In de context van deze studie moet leefbaarheid gezien worden als economische leefbaarheid. Ondanks deze precisering blijkt duidelijk dat leefbaarheid geen welomlijnd kwantificeerbaar begrip is en dat het vele gezichten kan hebben, waarvan er een aantal in detail beschreven zijn. Dominant in de analyse is de vaststelling dat leefbaarheid zeer sterk gekoppeld wordt aan inkomen, zowel op het vlak van een mogelijke minimumdrempel als op het vlak van een gewenst niveau. Alleen de banksector en Boeren op een Kruispunt vzw relativeren deze rechtstreekse koppeling.

Bij de benadering van het landbouwinkomen is de tijdsdimensie belangrijk: dit inkomen is immers geen constante. Tussen sectoren, subsectoren en bedrijven kunnen de inkomensverschillen van jaar op jaar zo belangrijk zijn dat een observatie of gemiddelde over drie jaar een minimum lijkt.

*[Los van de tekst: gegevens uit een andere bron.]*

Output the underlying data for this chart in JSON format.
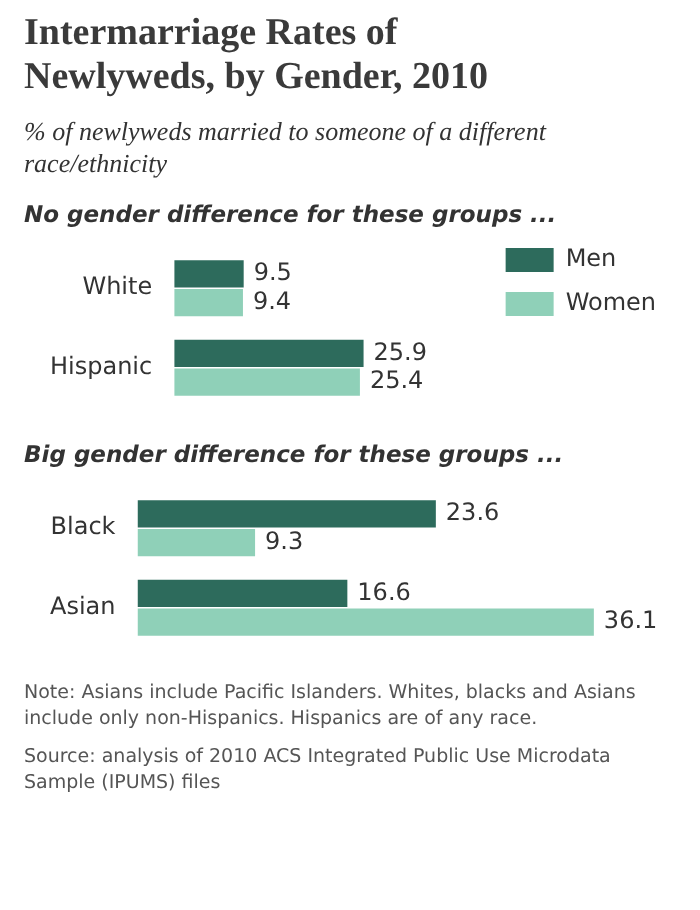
{
  "chart_data": [
    {
      "type": "bar",
      "orientation": "horizontal",
      "title": "Intermarriage Rates of Newlyweds, by Gender, 2010",
      "subtitle": "% of newlyweds married to someone of a different race/ethnicity",
      "annotations": [
        "No gender difference for these groups ..."
      ],
      "categories": [
        "White",
        "Hispanic"
      ],
      "series": [
        {
          "name": "Men",
          "color": "#2d6b5c",
          "values": [
            9.5,
            25.9
          ]
        },
        {
          "name": "Women",
          "color": "#8fd0b8",
          "values": [
            9.4,
            25.4
          ]
        }
      ],
      "data_labels": true,
      "legend": "top right",
      "tick_labels": "y"
    },
    {
      "type": "bar",
      "orientation": "horizontal",
      "annotations": [
        "Big gender difference for these groups ...",
        "Note: Asians include Pacific Islanders. Whites, blacks and Asians include only non-Hispanics. Hispanics are of any race.",
        "Source: analysis of 2010 ACS Integrated Public Use Microdata Sample (IPUMS) files"
      ],
      "categories": [
        "Black",
        "Asian"
      ],
      "series": [
        {
          "color": "#2d6b5c",
          "values": [
            23.6,
            16.6
          ]
        },
        {
          "color": "#8fd0b8",
          "values": [
            9.3,
            36.1
          ]
        }
      ],
      "data_labels": true,
      "legend": false,
      "tick_labels": "y"
    }
  ]
}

Welk niveau van leefbaarheid moet worden bereikt, blijkt vooral een kwestie van keuzes maken. Wat is een redelijk inkomen en hoe stabiel moet dit inkomen zijn in de tijd? Eenmaal de norm bepaald, kan de leefbaarheid aan de hand van de bedrijfsgegevens worden geëvalueerd.

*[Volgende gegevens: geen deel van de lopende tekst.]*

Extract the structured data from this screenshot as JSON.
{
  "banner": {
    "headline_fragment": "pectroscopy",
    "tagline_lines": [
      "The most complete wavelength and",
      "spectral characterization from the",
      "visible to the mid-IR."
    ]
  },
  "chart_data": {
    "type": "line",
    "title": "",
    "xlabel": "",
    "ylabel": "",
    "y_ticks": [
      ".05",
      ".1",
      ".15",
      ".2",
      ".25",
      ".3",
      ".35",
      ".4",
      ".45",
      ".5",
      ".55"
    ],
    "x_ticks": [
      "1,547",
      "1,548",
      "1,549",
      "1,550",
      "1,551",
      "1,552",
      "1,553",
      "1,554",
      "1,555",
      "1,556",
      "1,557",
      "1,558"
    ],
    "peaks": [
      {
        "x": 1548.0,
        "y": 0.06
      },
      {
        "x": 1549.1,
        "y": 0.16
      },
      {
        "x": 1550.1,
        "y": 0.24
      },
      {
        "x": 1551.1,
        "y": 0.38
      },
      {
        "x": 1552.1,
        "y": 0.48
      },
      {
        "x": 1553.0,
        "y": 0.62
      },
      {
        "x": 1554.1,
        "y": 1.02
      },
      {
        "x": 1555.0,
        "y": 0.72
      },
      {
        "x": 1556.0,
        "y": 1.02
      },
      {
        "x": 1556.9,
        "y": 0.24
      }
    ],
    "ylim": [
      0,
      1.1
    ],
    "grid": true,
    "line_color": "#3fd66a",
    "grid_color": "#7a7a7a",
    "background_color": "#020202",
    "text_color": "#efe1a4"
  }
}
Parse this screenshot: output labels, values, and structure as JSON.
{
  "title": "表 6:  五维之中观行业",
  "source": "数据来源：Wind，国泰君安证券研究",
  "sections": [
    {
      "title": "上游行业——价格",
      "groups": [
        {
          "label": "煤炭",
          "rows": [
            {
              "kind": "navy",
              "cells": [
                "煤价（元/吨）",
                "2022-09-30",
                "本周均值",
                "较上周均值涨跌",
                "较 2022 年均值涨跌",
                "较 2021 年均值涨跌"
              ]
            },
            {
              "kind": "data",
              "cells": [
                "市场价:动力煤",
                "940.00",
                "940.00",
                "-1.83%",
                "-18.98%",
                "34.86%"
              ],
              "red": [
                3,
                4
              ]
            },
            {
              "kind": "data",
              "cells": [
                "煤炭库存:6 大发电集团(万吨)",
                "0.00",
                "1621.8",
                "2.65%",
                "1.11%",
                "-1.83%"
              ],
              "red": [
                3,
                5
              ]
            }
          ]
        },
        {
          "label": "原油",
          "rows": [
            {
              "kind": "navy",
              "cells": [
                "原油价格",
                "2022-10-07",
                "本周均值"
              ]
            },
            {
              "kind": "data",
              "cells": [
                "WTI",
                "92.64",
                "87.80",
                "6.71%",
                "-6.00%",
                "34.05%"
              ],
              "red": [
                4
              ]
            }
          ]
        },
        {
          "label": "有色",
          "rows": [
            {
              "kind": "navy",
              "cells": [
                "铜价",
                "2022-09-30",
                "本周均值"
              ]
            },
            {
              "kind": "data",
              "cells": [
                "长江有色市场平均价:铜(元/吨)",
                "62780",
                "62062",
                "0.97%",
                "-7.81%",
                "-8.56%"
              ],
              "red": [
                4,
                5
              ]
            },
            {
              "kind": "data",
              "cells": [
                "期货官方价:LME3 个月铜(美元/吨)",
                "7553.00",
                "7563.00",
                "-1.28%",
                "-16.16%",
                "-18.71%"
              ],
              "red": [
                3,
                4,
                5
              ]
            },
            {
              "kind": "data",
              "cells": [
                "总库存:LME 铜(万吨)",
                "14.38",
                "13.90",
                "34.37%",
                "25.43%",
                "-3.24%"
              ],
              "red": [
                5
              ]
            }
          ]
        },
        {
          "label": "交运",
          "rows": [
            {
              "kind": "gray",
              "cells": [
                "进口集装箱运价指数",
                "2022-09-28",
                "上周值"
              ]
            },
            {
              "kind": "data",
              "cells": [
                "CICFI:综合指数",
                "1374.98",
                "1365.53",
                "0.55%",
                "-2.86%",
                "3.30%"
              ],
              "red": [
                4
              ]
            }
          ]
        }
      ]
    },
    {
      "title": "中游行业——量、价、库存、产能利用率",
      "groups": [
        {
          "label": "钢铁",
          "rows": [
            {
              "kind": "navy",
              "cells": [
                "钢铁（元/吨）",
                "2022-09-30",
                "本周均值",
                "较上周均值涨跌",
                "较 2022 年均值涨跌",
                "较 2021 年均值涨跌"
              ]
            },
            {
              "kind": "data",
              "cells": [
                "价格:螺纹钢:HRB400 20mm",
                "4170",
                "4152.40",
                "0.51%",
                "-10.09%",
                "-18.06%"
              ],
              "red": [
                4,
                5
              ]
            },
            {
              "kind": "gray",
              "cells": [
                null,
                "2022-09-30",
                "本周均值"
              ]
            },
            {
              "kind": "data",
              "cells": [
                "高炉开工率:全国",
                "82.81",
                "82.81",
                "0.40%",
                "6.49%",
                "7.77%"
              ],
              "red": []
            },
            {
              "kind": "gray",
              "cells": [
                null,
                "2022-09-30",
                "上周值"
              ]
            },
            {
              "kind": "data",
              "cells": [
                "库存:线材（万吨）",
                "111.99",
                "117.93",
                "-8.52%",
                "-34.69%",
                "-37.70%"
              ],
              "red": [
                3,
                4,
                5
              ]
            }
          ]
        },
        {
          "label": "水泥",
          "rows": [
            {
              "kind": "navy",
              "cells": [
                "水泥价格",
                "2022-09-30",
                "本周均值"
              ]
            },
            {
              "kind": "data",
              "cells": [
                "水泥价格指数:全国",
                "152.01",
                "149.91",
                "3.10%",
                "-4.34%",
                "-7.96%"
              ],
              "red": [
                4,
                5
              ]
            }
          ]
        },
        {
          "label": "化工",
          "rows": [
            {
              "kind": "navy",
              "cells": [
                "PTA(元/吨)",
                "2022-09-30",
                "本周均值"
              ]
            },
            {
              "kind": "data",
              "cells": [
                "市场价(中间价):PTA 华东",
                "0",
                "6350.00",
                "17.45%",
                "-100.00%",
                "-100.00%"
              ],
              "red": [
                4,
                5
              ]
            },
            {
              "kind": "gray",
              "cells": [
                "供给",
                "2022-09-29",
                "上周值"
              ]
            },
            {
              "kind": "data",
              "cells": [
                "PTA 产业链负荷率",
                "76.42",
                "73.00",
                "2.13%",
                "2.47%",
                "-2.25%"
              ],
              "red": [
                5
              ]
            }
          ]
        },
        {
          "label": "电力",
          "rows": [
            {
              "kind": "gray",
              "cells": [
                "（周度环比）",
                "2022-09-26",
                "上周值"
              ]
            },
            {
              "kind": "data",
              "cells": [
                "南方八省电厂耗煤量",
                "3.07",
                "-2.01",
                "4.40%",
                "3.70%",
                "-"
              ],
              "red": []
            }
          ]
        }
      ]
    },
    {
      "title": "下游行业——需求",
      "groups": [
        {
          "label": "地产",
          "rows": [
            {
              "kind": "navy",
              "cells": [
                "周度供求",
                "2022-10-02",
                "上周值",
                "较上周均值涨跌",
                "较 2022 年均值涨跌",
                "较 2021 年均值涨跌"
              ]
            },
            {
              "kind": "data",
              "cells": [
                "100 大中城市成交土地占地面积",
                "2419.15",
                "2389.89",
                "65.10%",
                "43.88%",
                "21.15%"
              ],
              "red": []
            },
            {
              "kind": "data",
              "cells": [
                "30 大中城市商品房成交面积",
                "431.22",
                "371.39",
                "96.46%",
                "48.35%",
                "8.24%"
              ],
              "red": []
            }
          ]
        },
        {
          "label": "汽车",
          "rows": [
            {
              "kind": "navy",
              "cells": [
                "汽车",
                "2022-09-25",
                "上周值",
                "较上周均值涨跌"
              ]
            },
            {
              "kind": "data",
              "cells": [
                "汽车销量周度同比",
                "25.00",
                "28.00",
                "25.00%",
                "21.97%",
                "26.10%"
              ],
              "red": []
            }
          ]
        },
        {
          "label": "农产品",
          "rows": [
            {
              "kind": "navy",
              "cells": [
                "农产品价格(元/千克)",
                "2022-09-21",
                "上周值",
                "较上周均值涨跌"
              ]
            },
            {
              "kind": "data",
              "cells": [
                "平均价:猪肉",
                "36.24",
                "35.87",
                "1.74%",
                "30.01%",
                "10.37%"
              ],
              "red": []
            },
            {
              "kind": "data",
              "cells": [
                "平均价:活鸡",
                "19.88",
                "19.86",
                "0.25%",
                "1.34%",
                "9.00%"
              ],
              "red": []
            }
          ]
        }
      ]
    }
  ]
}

Een punt van aandacht is de ontwikkeling van het landbouwinkomen en dus van de leefbaarheid van de landbouwbedrijven over de laatste decennia. Uit de macro-economische cijfers blijkt immers dat dit macro-economisch landbouwinkomen zich ten aanzien van het Gewestelijk Vergelijkbaar Inkomen (GVI) gestaag verslechtert.